Outre le slogan, une manière de faire passer l’abstraction qui normalement relève du logos dans le champ du mythe consiste à lui donner un visage, ce que les marxistes appelaient le culte de la personnalité ; un dictateur, de fait, tend à se faire aduler lui-même, un parti exalte son dirigeant mais l’astuce suprême consiste à prendre comme drapeau un mort qui donc ne peut plus contredire ses admirateurs intéressés. Le principe remonte encore à l’antiquité mais cette déification restait très rare avant l’empire romain, surtout avant qu’elle soit appliquée à la fonction impériale. Le personnage ainsi proposé à la vénération populaire n’a souvent plus grand-chose à voir avec ce que révèle de lui l’étude de sa biographie par les historiens ; du fait, une contre-propagande n’a plus qu’à publier avec emphase les éléments gommés.
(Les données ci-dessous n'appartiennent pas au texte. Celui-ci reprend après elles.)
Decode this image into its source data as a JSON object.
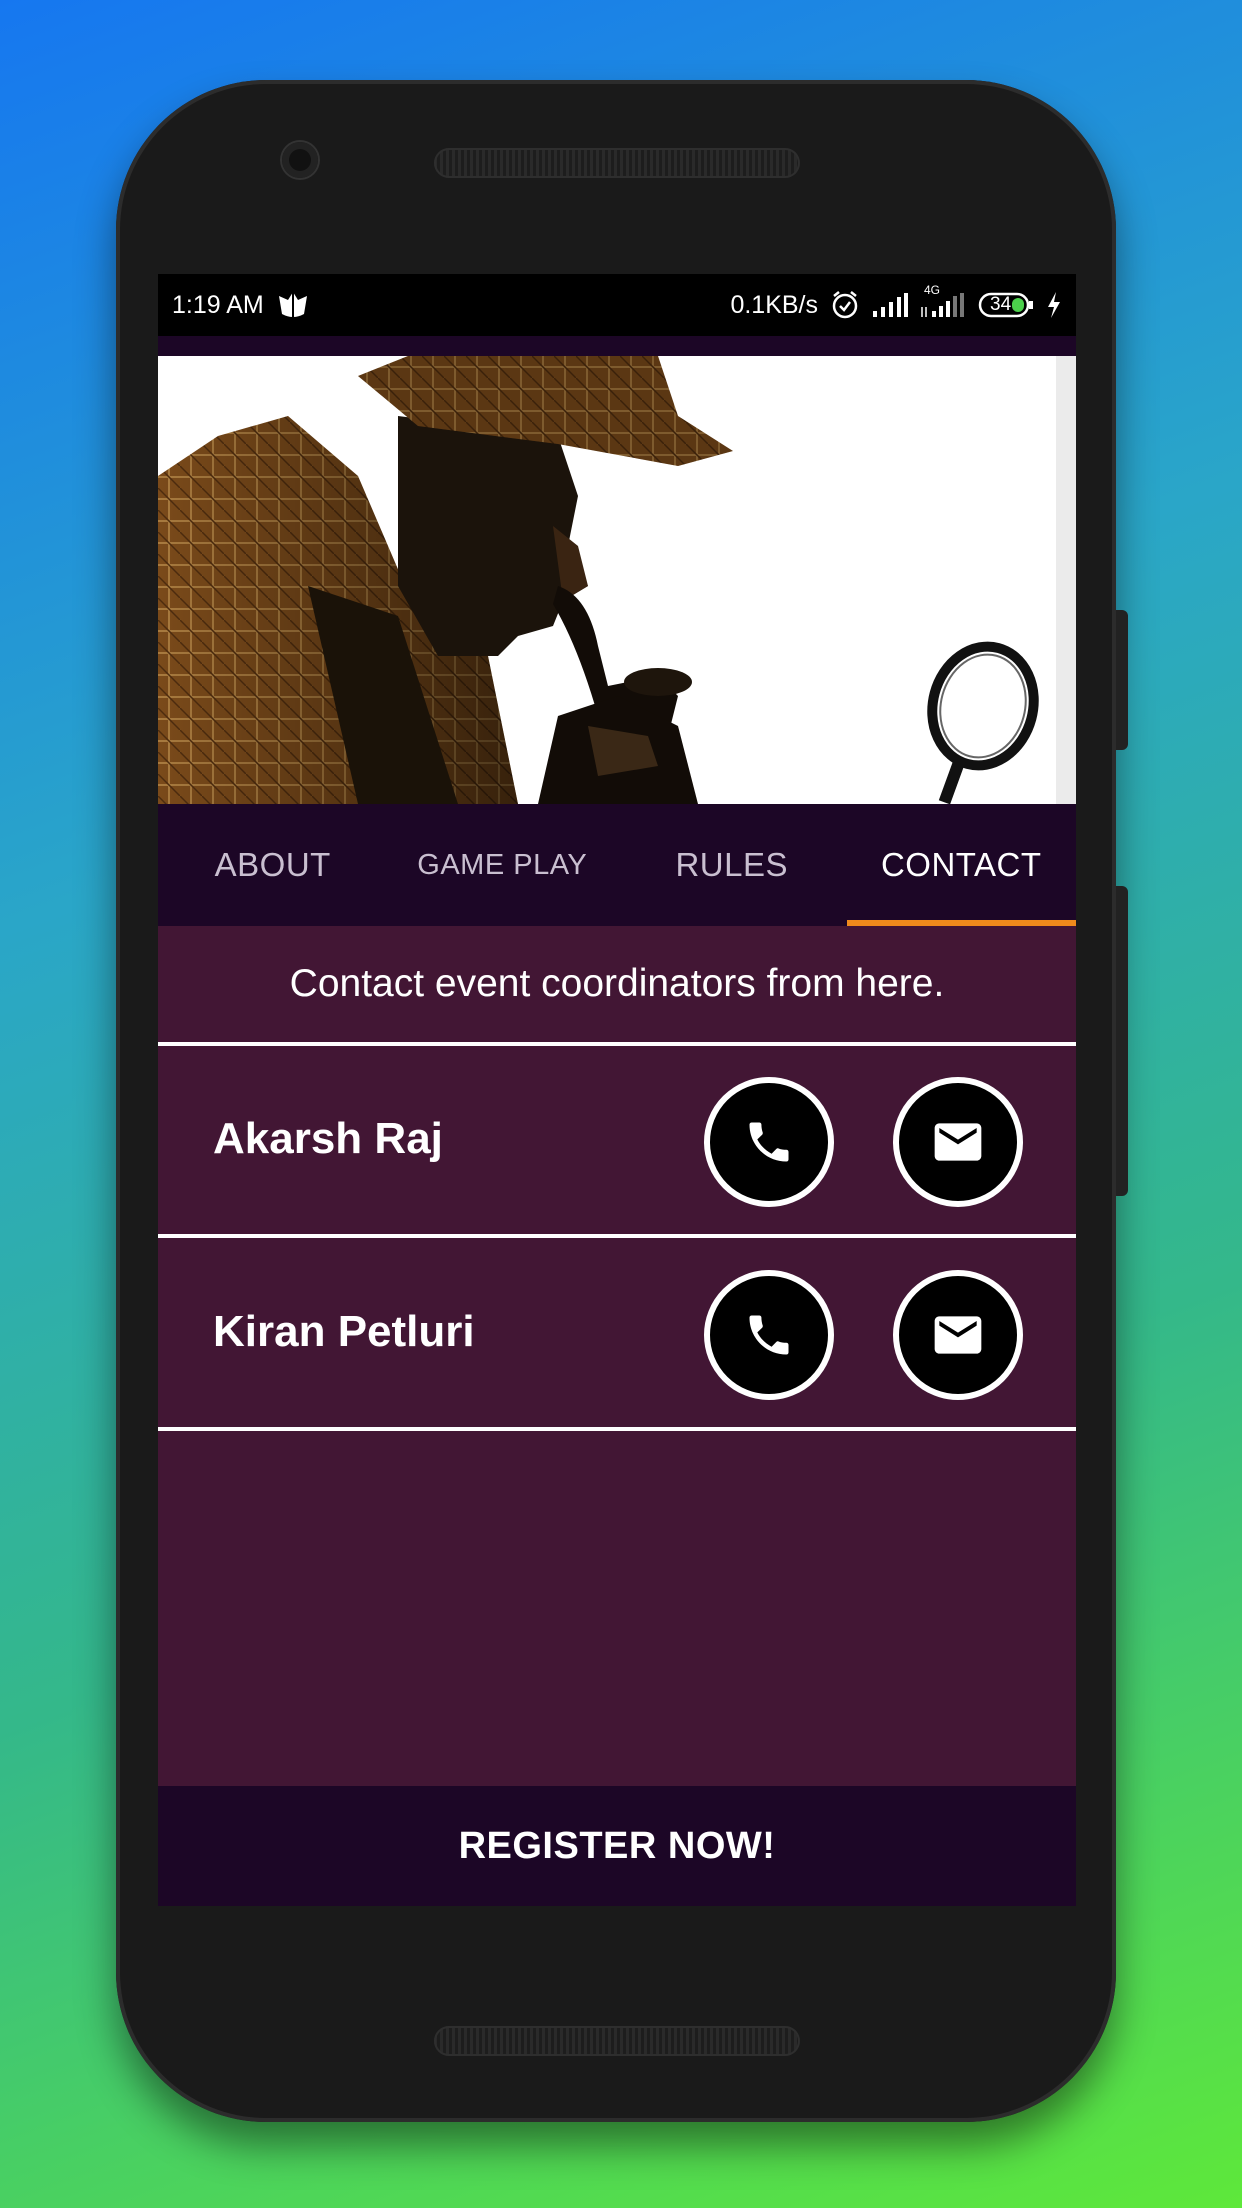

Le processus est exemplaire avec John Fitzgerald Kennedy. Les gens de ma génération se souviennent de la chanson d’Hugues Auffray, : « Quand tu l’as vu porter en terre Précédé par son cheval blanc, Tu as soudain compris, mon frère, Qu’il était plus qu’un président. T’as eu le cœur gros[2]. » La bulle mythique née de la récupération de son assassinat par le mouvement des droits civiques et la gauche américaine a fini par crever mais pour une autre forme de réappropriation légendaire. C’est l’un des dangers de la mythopoièse forcée. Si le trafic de mythes réussit, le personnage ne redevient que très difficilement banal et l’on retrouve plutôt en ce qui le concerne les lois de transformation du matériau mythique. Notons que cette fabrique idéologique de personnages exemplaires se fait à l’inverse de la canonisation chrétienne ou de la déférence à l’égard des marabouts de l’islam, lesquelles commencent toujours par une vénération populaire spontanée[3].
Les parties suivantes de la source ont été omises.